University of Cape Town

Objective: Endoscopy has traditionally been used to risk-stratify patients with upper gastrointestinal bleeding (UGIB). This is problematic in resource-poor environments. The study aimed to identify patients who would not require urgent endoscopy by identifying clinical variables before endoscopy that predict uneventful recovery. Design: Prospective, descriptive cross-sectional study. Setting. Groote Schuur Hospital, Cape Town. Subjects: Two hundred consecutive patients aged over 12 years, presenting with haematemesis and/or melaena. Outcome measures: Good outcome, i.e. no blood transfusion, endotherapy or surgery, and alive at 1 month following presentation. Results: Eighty patients (40%) had a good outcome. Haemoglobin > 10 g/dl (odds ratio (OR) 25.5, 95% confidence interval (CI): 8.9 - 74.8; p < 0.001), absence of melaena (OR 4.8, 95% CI: 1.79 - 12.94, p = 0.002) and absence of syncope (OR 4.0, 95% CI: 1.67 - 9.48; p = 0.002) were independent predictors of good outcome. The three variables combined as a positive test had the best association with good outcome when compared with a single variable or a combination of two variables. The three-variable model had sensitivity for good outcome of 34%, specificity of 98%, and likelihood ratio for a positive test of 13.5 and for a negative test of 0.68. Thirty patients (15%) had the combination for the prediction rule, i.e. haemoglobin > 10 g/dl, no melaena and no syncope; 3 (10%) had a poor outcome (required endotherapy).

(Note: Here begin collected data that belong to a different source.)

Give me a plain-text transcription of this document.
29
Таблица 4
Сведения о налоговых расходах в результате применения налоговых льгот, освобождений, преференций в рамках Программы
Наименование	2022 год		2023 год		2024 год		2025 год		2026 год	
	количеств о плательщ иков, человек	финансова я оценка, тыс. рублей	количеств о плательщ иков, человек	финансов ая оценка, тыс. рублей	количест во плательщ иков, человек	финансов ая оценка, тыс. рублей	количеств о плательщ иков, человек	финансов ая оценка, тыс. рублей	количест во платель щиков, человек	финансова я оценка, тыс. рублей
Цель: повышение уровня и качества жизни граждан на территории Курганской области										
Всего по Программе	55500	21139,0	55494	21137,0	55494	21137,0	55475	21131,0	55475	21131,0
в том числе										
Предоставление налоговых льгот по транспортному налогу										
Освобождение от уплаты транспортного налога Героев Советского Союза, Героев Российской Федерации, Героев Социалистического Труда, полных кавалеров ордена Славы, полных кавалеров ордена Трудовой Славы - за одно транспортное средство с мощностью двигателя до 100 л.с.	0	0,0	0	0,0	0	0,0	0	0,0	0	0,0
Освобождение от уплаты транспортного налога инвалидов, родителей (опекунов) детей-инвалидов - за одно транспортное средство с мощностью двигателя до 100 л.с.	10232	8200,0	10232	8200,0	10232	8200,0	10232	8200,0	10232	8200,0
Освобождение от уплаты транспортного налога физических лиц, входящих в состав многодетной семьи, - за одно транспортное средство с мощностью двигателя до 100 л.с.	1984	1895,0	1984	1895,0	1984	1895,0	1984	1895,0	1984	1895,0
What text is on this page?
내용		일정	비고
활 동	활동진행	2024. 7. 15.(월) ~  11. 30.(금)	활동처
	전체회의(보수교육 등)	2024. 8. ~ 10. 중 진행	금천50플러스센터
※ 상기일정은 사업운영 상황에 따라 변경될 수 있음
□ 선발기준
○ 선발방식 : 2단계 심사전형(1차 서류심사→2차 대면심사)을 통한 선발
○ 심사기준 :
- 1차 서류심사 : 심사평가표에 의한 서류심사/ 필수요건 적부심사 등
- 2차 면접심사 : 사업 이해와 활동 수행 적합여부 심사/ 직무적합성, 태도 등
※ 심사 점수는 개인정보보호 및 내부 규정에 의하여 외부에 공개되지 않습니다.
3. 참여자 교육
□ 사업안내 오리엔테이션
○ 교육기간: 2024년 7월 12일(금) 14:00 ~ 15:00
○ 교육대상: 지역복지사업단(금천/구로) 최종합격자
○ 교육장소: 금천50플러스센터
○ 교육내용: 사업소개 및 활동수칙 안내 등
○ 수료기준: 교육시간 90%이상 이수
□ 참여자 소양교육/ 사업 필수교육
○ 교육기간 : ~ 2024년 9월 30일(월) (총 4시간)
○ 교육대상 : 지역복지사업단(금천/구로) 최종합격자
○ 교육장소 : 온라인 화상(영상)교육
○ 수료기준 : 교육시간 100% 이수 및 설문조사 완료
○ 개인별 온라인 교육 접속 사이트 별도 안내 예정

Conclusion: The prediction rule accurately excluded poor outcome, a priority in the clinical context, but did not predict good outcome. Clinical implications are a 15% reduction in unnecessary urgent endoscopies, with less than 5% of patients with poor outcome not undergoing urgent endoscopy. These findings may have particular clinical relevance in under-resourced health care environments.